The important consequence of this approach has been that we can no longer be content with a study of isolated acts of deviance. The approach of labelling is part of a larger move in criminology and sociology against the legacy of positivistic or absolutist notions of crime, deviance and social problems. The approach rejects those genetic, psychological or multi-factoral accounts of crime and deviance, which stress the absolute nature of the causes of criminality or deviance.

It usually, but not necessarily rejects the standard sociological structure-functional approach to such questions, and in its examination of the social processes giving rise to deviation it ask ‘deviant from whom or from what’. Their emphasis is on the nature of social rules and the labels aimed at individuals who contravene such rules. These sociological relativists insist that what is deviant for one person may not be deemed deviant to another person, and more importantly what may be deviant at one time and in one context may not necessarily always be treated as deviant.

The suggestion is that the attempt to deter, punish and prevent deviation can actually create deviation in itself. The problem with the labelling theory, and any of these theories within criminology, is that they are only subjected to one area of crime and are insufficient when considering crime on a whole. Therefore when considering the question whether people have a choice or whether it is someway propelled, either by genetics or labelling techniques, we must coincide all the theories and take an overview of all the studies.

I conclude from my studies that criminals do have a choice before they commit a criminal act, yet the decision made is based on years of learning and evolving to the environment around the person. Therefore when children are brought up in the slums of their society, broken homes (single parent families), poor education and abusive parents there is a greater likelihood that the child may participate in criminal activity later on in life. Whereas children who are brought up in wealthy families, tend to receive better education and generally better standards of living, and in turn will usually not resort to criminal activity.

There are many criticisms that can be made with the theories. Many of them are said to reduce or even deny the role of free will and choice in guiding human action. Crime is generally over predicted, in that only a relatively small number of people who are exposed to criminogenic influences or pressures go on to become persistent offenders. The question then arises as to whether a theory is shown not to have general applicability is automatically invalid.

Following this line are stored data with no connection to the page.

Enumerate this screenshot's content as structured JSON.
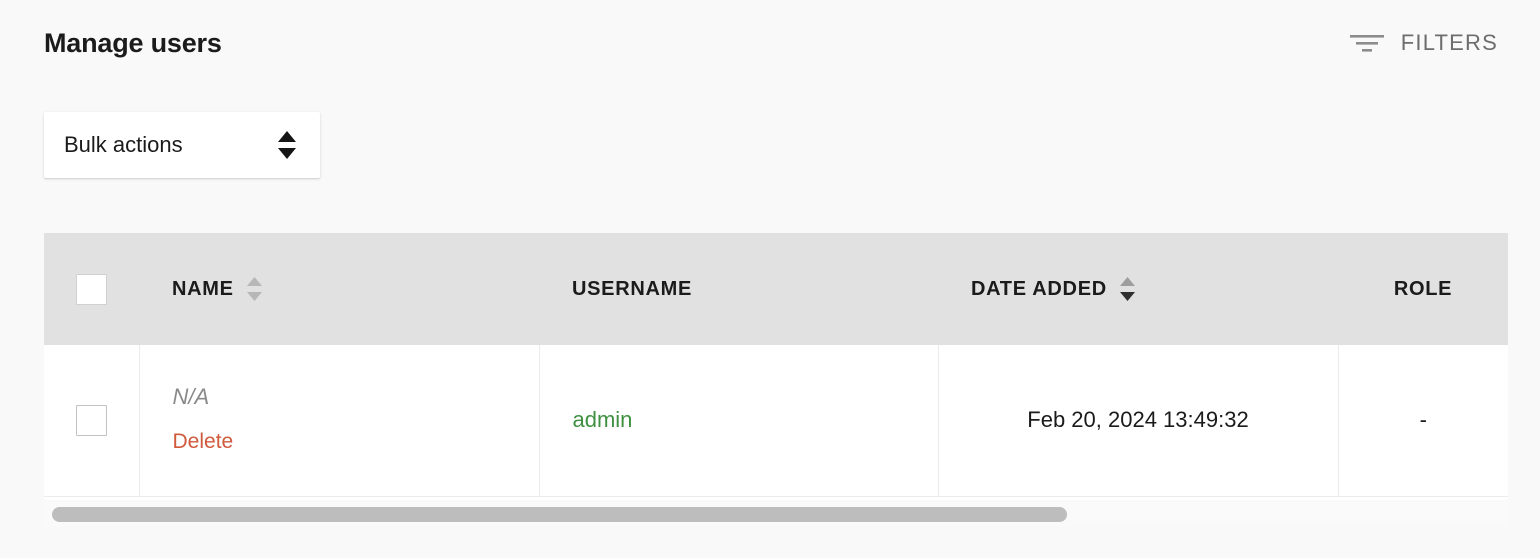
{
  "header": {
    "title": "Manage users",
    "filters_label": "FILTERS",
    "filter_icon": "filter-icon"
  },
  "toolbar": {
    "bulk_actions_value": "Bulk actions",
    "bulk_actions_icon": "up-down-arrows-icon"
  },
  "table": {
    "columns": [
      {
        "key": "select",
        "label": "",
        "sortable": false,
        "sort_state": "none",
        "align": "center"
      },
      {
        "key": "name",
        "label": "NAME",
        "sortable": true,
        "sort_state": "none",
        "align": "left"
      },
      {
        "key": "username",
        "label": "USERNAME",
        "sortable": false,
        "sort_state": "none",
        "align": "left"
      },
      {
        "key": "date_added",
        "label": "DATE ADDED",
        "sortable": true,
        "sort_state": "desc",
        "align": "left"
      },
      {
        "key": "role",
        "label": "ROLE",
        "sortable": false,
        "sort_state": "none",
        "align": "center"
      }
    ],
    "rows": [
      {
        "selected": false,
        "name": "N/A",
        "action_delete": "Delete",
        "username": "admin",
        "date_added": "Feb 20, 2024 13:49:32",
        "role": "-"
      }
    ],
    "select_all_checked": false
  },
  "scrollbar": {
    "orientation": "horizontal",
    "thumb_fraction_percent": 69
  },
  "colors": {
    "page_background": "#f9f9f9",
    "header_row_background": "#e1e1e1",
    "row_background": "#ffffff",
    "username_link": "#3f9142",
    "delete_link": "#d05a3c",
    "muted_text": "#8a8a8a",
    "filters_text": "#6d6d6d",
    "scrollbar_thumb": "#bdbdbd"
  }
}
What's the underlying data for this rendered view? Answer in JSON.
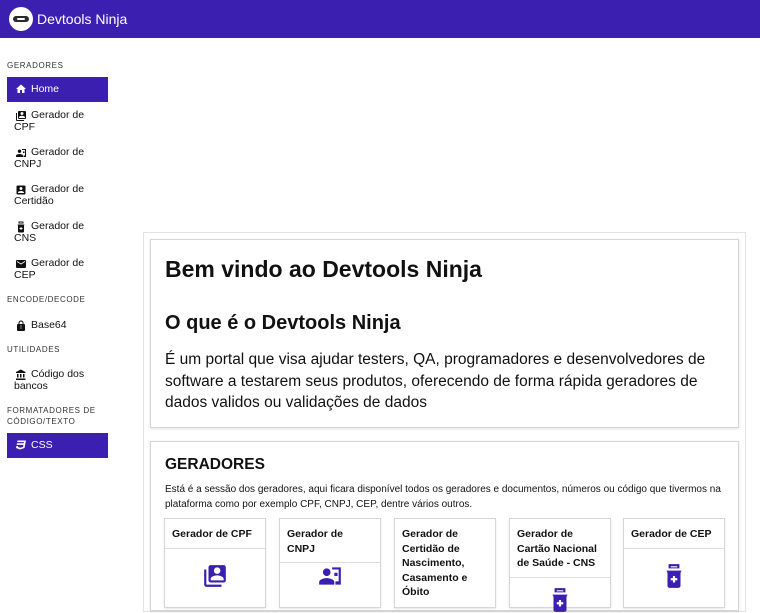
{
  "app": {
    "title": "Devtools Ninja"
  },
  "sidebar": {
    "sections": {
      "geradores": "GERADORES",
      "encode": "ENCODE/DECODE",
      "utilidades": "UTILIDADES",
      "formatadores_1": "FORMATADORES DE",
      "formatadores_2": "CÓDIGO/TEXTO"
    },
    "items": {
      "home": "Home",
      "cpf_1": "Gerador de",
      "cpf_2": "CPF",
      "cnpj_1": "Gerador de",
      "cnpj_2": "CNPJ",
      "certidao_1": "Gerador de",
      "certidao_2": "Certidão",
      "cns_1": "Gerador de",
      "cns_2": "CNS",
      "cep_1": "Gerador de",
      "cep_2": "CEP",
      "base64": "Base64",
      "bancos_1": "Código dos",
      "bancos_2": "bancos",
      "css": "CSS"
    }
  },
  "main": {
    "welcome": "Bem vindo ao Devtools Ninja",
    "about_title": "O que é o Devtools Ninja",
    "about_text": "É um portal que visa ajudar testers, QA, programadores e desenvolvedores de software a testarem seus produtos, oferecendo de forma rápida geradores de dados validos ou validações de dados",
    "geradores_title": "GERADORES",
    "geradores_text": "Está é a sessão dos geradores, aqui ficara disponível todos os geradores e documentos, números ou código que tivermos na plataforma como por exemplo CPF, CNPJ, CEP, dentre vários outros.",
    "tiles": {
      "cpf": "Gerador de CPF",
      "cnpj": "Gerador de CNPJ",
      "certidao": "Gerador de Certidão de Nascimento, Casamento e Óbito",
      "cns": "Gerador de Cartão Nacional de Saúde - CNS",
      "cep": "Gerador de CEP"
    }
  },
  "icons": [
    "home-icon",
    "id-card-icon",
    "contact-card-icon",
    "badge-icon",
    "medical-icon",
    "mail-icon",
    "lock-icon",
    "bank-icon",
    "css-icon"
  ],
  "colors": {
    "primary": "#3a1fb0"
  }
}
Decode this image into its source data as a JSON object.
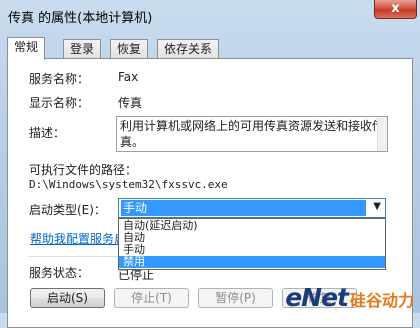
{
  "window": {
    "title": "传真 的属性(本地计算机)",
    "close_label": "x"
  },
  "tabs": [
    {
      "label": "常规",
      "active": true
    },
    {
      "label": "登录",
      "active": false
    },
    {
      "label": "恢复",
      "active": false
    },
    {
      "label": "依存关系",
      "active": false
    }
  ],
  "general": {
    "service_name_label": "服务名称：",
    "service_name": "Fax",
    "display_name_label": "显示名称：",
    "display_name": "传真",
    "description_label": "描述：",
    "description": "利用计算机或网络上的可用传真资源发送和接收传真。",
    "path_label": "可执行文件的路径：",
    "path": "D:\\Windows\\system32\\fxssvc.exe",
    "startup_type_label": "启动类型(E)：",
    "startup_type_value": "手动",
    "startup_options": [
      "自动(延迟启动)",
      "自动",
      "手动",
      "禁用"
    ],
    "startup_highlighted_index": 3,
    "help_link": "帮助我配置服务启",
    "status_label": "服务状态：",
    "status_value": "已停止"
  },
  "buttons": {
    "start": "启动(S)",
    "stop": "停止(T)",
    "pause": "暂停(P)",
    "resume": "恢复"
  },
  "watermark": {
    "brand": "eNet",
    "cn": "硅谷动力"
  }
}
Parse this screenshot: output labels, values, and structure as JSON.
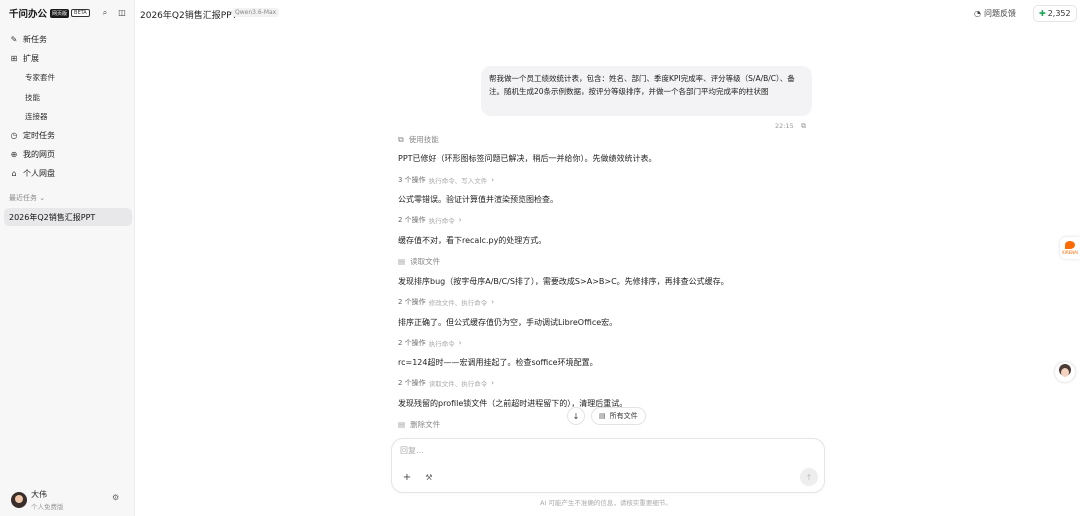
{
  "sidebar": {
    "brand": "千问办公",
    "badge_a": "网页版",
    "badge_b": "BETA",
    "nav": {
      "new_task": "新任务",
      "extensions": "扩展",
      "expert_kit": "专家套件",
      "skills": "技能",
      "connectors": "连接器",
      "scheduled": "定时任务",
      "my_pages": "我的网页",
      "personal_drive": "个人网盘"
    },
    "recent_label": "最近任务",
    "recent_items": [
      "2026年Q2销售汇报PPT"
    ],
    "user": {
      "name": "大伟",
      "plan": "个人免费版"
    }
  },
  "topbar": {
    "title": "2026年Q2销售汇报PPT",
    "model": "Qwen3.6-Max",
    "feedback": "问题反馈",
    "points": "2,352"
  },
  "conversation": {
    "user_message": "帮我做一个员工绩效统计表，包含：姓名、部门、季度KPI完成率、评分等级（S/A/B/C）、备注。随机生成20条示例数据，按评分等级排序，并做一个各部门平均完成率的柱状图",
    "time": "22:15",
    "skill_label": "使用技能",
    "messages": [
      "PPT已修好（环形图标签问题已解决，稍后一并给你）。先做绩效统计表。",
      "公式零错误。验证计算值并渲染预览图检查。",
      "缓存值不对，看下recalc.py的处理方式。",
      "发现排序bug（按字母序A/B/C/S排了），需要改成S>A>B>C。先修排序，再排查公式缓存。",
      "排序正确了。但公式缓存值仍为空，手动调试LibreOffice宏。",
      "rc=124超时——宏调用挂起了。检查soffice环境配置。",
      "发现残留的profile锁文件（之前超时进程留下的），清理后重试。"
    ],
    "ops": [
      {
        "count": "3 个操作",
        "detail": "执行命令、写入文件"
      },
      {
        "count": "2 个操作",
        "detail": "执行命令"
      },
      {
        "count": "2 个操作",
        "detail": "修改文件、执行命令"
      },
      {
        "count": "2 个操作",
        "detail": "执行命令"
      },
      {
        "count": "2 个操作",
        "detail": "读取文件、执行命令"
      }
    ],
    "file_ops": [
      "读取文件",
      "删除文件"
    ]
  },
  "composer": {
    "placeholder": "回复...",
    "all_files": "所有文件",
    "disclaimer": "AI 可能产生不准确的信息，请核实重要细节。"
  },
  "float_ad_text": "XIRENAI"
}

In fact given the wide range of behaviour that is considered anti-social or criminal, it is hardly surprising that the search for the overall answer to whether an individual chooses to commit a crime or are they propelled in to criminal activity is proving elusive. It is important to bear in mind that these theories are not useless because they are not all embracing when considering the diversity of crime. They explore avenues that are interesting for discussion and provide a fascinating insight in to reasons behind criminal activity.